As this newspaper has pointed out from time to time, our request is not for a comprehensive update across the various aspects of the overall food security initiative. What we seek are incremental updates which, hopefully, would be reassuring. If the pace of progress is perhaps slower than what we might expect or hope, the fact that there is some measure of forward movement and that the overarching realization of an enhanced food security status remains a realistic target is a thousand times better than simply being left in the dark insofar as the Terminal is concerned which, for several months now, has been the case. If there can be no question that the ‘lead’ Heads have been preoccupied by matters of individual and collective critical importance, one might have thought that the CARICOM Secretariat might have been assigned to provide periodic, measured and, hopefully, uplifting reassurances in the matter of how the process is proceeding. That is an option which, it appears has been set aside.
The problem that arises here is that the food security issue is not one that allows the region to indulge in what, far too frequently, are exercises in ‘foot-dragging’ on critical issues. Here the point should be made that while the ‘better off’ countries in the region – and we venture to name Guyana, Trinidad and Tobago and Barbados as part of that lot – are not acutely threatened by food insecurity at this time the same, one suspects, cannot be said to apply in the instances of many of the smaller member countries of CARICOM whose food security standings are, we are told, threadbare almost to the point of being non-existent.

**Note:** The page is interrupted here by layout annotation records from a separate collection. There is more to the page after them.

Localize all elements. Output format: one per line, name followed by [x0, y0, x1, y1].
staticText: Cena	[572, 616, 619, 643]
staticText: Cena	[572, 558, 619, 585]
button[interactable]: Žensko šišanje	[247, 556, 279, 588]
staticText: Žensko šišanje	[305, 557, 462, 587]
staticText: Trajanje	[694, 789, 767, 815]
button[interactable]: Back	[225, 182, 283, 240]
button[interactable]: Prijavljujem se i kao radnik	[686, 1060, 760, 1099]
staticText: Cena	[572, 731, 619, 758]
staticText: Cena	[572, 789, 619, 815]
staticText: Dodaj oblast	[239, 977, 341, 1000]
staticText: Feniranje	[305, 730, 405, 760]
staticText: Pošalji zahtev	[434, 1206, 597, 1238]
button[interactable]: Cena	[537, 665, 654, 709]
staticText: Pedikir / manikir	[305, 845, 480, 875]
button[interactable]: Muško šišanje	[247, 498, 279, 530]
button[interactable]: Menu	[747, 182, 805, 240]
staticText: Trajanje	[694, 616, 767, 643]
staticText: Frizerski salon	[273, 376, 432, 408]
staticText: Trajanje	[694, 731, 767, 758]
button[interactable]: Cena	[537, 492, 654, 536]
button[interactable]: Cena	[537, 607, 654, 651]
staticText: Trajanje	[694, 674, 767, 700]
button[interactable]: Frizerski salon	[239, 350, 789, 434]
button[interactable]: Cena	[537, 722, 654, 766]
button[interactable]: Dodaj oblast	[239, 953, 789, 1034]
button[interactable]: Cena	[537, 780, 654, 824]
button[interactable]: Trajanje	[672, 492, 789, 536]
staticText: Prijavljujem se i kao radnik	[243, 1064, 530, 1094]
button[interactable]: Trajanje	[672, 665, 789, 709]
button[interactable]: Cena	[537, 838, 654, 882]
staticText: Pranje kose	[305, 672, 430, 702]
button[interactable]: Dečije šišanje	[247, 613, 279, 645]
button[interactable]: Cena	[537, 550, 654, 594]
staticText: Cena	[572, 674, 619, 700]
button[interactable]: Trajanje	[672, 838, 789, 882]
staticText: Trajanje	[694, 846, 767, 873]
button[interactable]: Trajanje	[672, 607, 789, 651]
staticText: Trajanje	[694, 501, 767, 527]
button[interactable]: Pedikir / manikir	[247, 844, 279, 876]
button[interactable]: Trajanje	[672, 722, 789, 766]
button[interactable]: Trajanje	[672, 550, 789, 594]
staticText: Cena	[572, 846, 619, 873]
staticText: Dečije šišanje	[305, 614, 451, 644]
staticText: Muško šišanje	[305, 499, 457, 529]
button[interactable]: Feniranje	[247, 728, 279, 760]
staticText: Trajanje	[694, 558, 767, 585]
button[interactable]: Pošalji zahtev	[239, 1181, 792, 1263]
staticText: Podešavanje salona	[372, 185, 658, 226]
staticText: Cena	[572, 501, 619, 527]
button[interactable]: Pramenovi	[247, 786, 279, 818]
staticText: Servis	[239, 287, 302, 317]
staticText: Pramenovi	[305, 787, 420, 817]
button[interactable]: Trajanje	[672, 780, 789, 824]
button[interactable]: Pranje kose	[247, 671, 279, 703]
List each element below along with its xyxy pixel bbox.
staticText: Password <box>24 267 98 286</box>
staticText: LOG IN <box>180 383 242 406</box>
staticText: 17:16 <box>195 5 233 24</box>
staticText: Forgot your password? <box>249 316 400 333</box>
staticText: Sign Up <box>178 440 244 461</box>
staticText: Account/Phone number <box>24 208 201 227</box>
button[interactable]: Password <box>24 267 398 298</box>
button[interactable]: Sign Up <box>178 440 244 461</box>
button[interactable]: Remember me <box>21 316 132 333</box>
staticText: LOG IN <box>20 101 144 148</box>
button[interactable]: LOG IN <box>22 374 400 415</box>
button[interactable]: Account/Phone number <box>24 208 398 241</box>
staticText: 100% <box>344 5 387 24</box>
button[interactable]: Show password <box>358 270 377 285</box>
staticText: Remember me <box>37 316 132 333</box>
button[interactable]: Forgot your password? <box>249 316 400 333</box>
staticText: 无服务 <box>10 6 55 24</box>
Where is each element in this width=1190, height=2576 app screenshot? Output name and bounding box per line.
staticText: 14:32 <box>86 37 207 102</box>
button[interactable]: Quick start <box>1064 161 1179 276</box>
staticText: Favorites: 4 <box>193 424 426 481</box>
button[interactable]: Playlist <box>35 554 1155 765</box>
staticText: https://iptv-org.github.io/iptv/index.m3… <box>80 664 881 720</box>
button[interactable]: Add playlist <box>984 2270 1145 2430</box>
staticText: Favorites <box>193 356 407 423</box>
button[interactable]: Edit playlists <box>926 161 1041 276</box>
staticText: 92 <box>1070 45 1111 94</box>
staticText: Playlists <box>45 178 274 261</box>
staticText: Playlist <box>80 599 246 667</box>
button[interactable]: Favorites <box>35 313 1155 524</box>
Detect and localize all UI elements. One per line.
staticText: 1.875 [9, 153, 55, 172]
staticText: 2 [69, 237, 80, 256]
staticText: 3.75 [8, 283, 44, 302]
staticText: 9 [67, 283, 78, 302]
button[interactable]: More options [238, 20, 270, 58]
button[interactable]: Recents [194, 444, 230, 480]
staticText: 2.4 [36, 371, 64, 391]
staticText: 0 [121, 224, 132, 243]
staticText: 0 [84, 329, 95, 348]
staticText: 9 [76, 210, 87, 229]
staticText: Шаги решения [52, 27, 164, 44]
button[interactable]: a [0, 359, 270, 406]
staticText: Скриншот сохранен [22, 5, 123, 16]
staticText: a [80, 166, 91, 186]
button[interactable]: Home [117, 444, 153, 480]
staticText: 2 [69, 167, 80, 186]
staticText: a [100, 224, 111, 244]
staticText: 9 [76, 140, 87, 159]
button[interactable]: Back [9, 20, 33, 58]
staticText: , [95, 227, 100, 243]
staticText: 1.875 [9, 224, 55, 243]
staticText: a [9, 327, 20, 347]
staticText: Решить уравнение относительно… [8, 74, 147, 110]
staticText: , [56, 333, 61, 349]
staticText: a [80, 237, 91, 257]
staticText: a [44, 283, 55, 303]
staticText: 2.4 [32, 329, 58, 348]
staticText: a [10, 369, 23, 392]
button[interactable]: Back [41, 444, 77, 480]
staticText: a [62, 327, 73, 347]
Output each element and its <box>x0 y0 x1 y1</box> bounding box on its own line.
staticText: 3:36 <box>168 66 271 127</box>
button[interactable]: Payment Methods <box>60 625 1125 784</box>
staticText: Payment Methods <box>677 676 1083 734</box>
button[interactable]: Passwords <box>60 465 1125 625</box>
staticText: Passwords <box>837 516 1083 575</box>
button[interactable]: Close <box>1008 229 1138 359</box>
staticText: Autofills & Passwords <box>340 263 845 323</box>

What we find acutely disturbing is that there have been, over the past year, gatherings of CARICOM Heads and Ministers of Agriculture that may well have been ideal at which updates on the Food Security Terminal may have been forthcoming. Here we cite the instance of the October 9-13 Caribbean Week of Agriculture (CWA) held in The Bahamas and which was attended by the Ministers of Agriculture of the countries charged with the pivotal responsibilities insofar as the regional food security was concerned. While there could hardly have been a more fitting opportunity for an update on matters pertaining to the food security issue nothing of substance arose from that forum. Beyond that we have already made mentioned (in our November 10, 2023 editorial) of the meeting in Georgetown between Messrs. Zulfikar Mustapha and Indar Weir the two ‘lead’ Ministers of Agriculture in the region in the matter of the food security initiative arising out of which we were not afforded a ‘peep’ on the regional food security issue.
That up to the final full week of 2024 and despite incessant enquiries there has been no response from either the lead President and Prime Minister or their Agriculture Ministers is, to say the least, unacceptable, particularly since the wall of silence on the pace of progress in the matter of the Food Security Terminal may well, not for the first time, raise questions how we in the Caribbean, including our leaders, do not recognize that the noise in the market is never the sale.